This is a review of Thomas Henson’s Pluralsight course entitled Getting Started with Hortonworks Data Platform.
This course felt a little light. Its primary focus is using Ambari to install elements of the Hortonworks Data Platform from scratch. Having done this a few times but only for local environments, it was useful to compare Thomas’s work against what I’ve done.
But this section leaves out a lot of pain that I’ve had to endure, in part due to admittedly odd circumstances: I have had to build everything offline so that I can take my Hadoop cluster on the go for presentations without needing Internet access; otherwise, when services start up, they try to phone home to update. There’s probably something that I’ve missed in my research which fixes this, but I haven’t found it yet.

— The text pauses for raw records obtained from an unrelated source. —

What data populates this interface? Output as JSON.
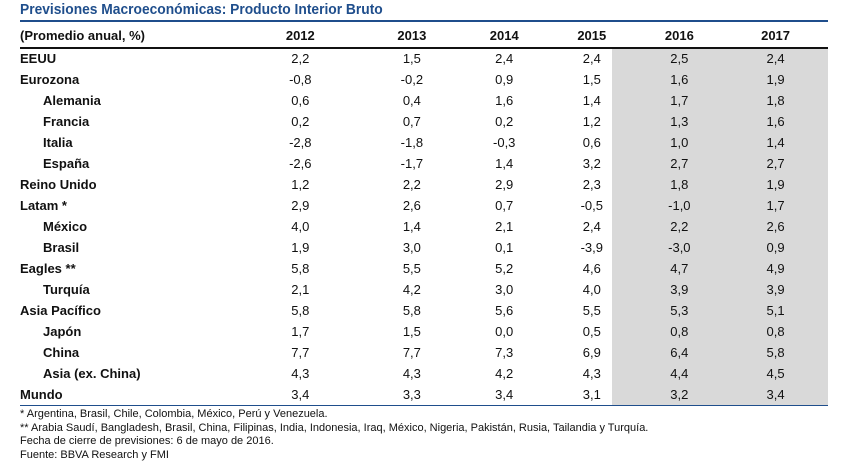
{
  "title": "Previsiones Macroeconómicas: Producto Interior Bruto",
  "header": [
    "(Promedio anual, %)",
    "2012",
    "2013",
    "2014",
    "2015",
    "2016",
    "2017"
  ],
  "rows": [
    {
      "label": "EEUU",
      "indent": false,
      "values": [
        "2,2",
        "1,5",
        "2,4",
        "2,4",
        "2,5",
        "2,4"
      ]
    },
    {
      "label": "Eurozona",
      "indent": false,
      "values": [
        "-0,8",
        "-0,2",
        "0,9",
        "1,5",
        "1,6",
        "1,9"
      ]
    },
    {
      "label": "Alemania",
      "indent": true,
      "values": [
        "0,6",
        "0,4",
        "1,6",
        "1,4",
        "1,7",
        "1,8"
      ]
    },
    {
      "label": "Francia",
      "indent": true,
      "values": [
        "0,2",
        "0,7",
        "0,2",
        "1,2",
        "1,3",
        "1,6"
      ]
    },
    {
      "label": "Italia",
      "indent": true,
      "values": [
        "-2,8",
        "-1,8",
        "-0,3",
        "0,6",
        "1,0",
        "1,4"
      ]
    },
    {
      "label": "España",
      "indent": true,
      "values": [
        "-2,6",
        "-1,7",
        "1,4",
        "3,2",
        "2,7",
        "2,7"
      ]
    },
    {
      "label": "Reino Unido",
      "indent": false,
      "values": [
        "1,2",
        "2,2",
        "2,9",
        "2,3",
        "1,8",
        "1,9"
      ]
    },
    {
      "label": "Latam *",
      "indent": false,
      "values": [
        "2,9",
        "2,6",
        "0,7",
        "-0,5",
        "-1,0",
        "1,7"
      ]
    },
    {
      "label": "México",
      "indent": true,
      "values": [
        "4,0",
        "1,4",
        "2,1",
        "2,4",
        "2,2",
        "2,6"
      ]
    },
    {
      "label": "Brasil",
      "indent": true,
      "values": [
        "1,9",
        "3,0",
        "0,1",
        "-3,9",
        "-3,0",
        "0,9"
      ]
    },
    {
      "label": "Eagles **",
      "indent": false,
      "values": [
        "5,8",
        "5,5",
        "5,2",
        "4,6",
        "4,7",
        "4,9"
      ]
    },
    {
      "label": "Turquía",
      "indent": true,
      "values": [
        "2,1",
        "4,2",
        "3,0",
        "4,0",
        "3,9",
        "3,9"
      ]
    },
    {
      "label": "Asia Pacífico",
      "indent": false,
      "values": [
        "5,8",
        "5,8",
        "5,6",
        "5,5",
        "5,3",
        "5,1"
      ]
    },
    {
      "label": "Japón",
      "indent": true,
      "values": [
        "1,7",
        "1,5",
        "0,0",
        "0,5",
        "0,8",
        "0,8"
      ]
    },
    {
      "label": "China",
      "indent": true,
      "values": [
        "7,7",
        "7,7",
        "7,3",
        "6,9",
        "6,4",
        "5,8"
      ]
    },
    {
      "label": "Asia (ex. China)",
      "indent": true,
      "values": [
        "4,3",
        "4,3",
        "4,2",
        "4,3",
        "4,4",
        "4,5"
      ]
    },
    {
      "label": "Mundo",
      "indent": false,
      "values": [
        "3,4",
        "3,3",
        "3,4",
        "3,1",
        "3,2",
        "3,4"
      ]
    }
  ],
  "notes": [
    "* Argentina, Brasil, Chile, Colombia, México, Perú y Venezuela.",
    "** Arabia Saudí, Bangladesh, Brasil, China, Filipinas, India, Indonesia, Iraq, México, Nigeria, Pakistán, Rusia, Tailandia y Turquía.",
    "Fecha de cierre de previsiones: 6 de mayo de 2016.",
    "Fuente: BBVA Research y FMI"
  ],
  "colors": {
    "title": "#1f4e8c",
    "forecast_shade": "#d9d9d9"
  }
}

I don’t fault Thomas for not showing local repository installation, but there are some things I would have preferred to see a bit more coverage on. I’ve run into plenty of weird errors and warnings which lead to installation failure, and we see almost none of that in the course. We only get the best-case scenario, but I’m not sure how common that scenario is. We also don’t get any detail on Kerberos or cluster security other than setting passwords. I know Kerberos is a topic in his follow-up course, so it might have been out of scope. Imagining myself as a sysadmin new to Hadoop, that’s something I’d be really interested in knowing more detail about.
On the plus side, there were some things I learned during installation, like how much of a resource hog Accumulo can be.
The second half of the course was around administration topics: rack awareness, rebalancing data, configuration, and alerting within Ambari and at the command line. These are good themes and I liked the coverage of rack awareness in particular. Configuration was a bit on the short side, though: we saw how to alter configurations, but nothing really on what to configure. There’s a huge surface area here, but again, if I’m a junior sysadmin or someone new to Hadoop, one of my first configuration questions is, “What do I need to tune out of the box and how do I understand the consequences of changing settings?” Even picking one or two common services like Hive, HDFS, or Spark and going through some of the important settings would help a lot, especially if the logic applies to other services too.
Overall, this course feels too short. I don’t want some 8-hour biopic that I’ll never finish, but at 2 hours, it gives me just enough to get stuck someplace. Thomas does a good job presenting and the material is clear, but a judicious 30 minutes of extra content would have made this that much better. Perhaps I’ll be more content after seeing his follow-up course.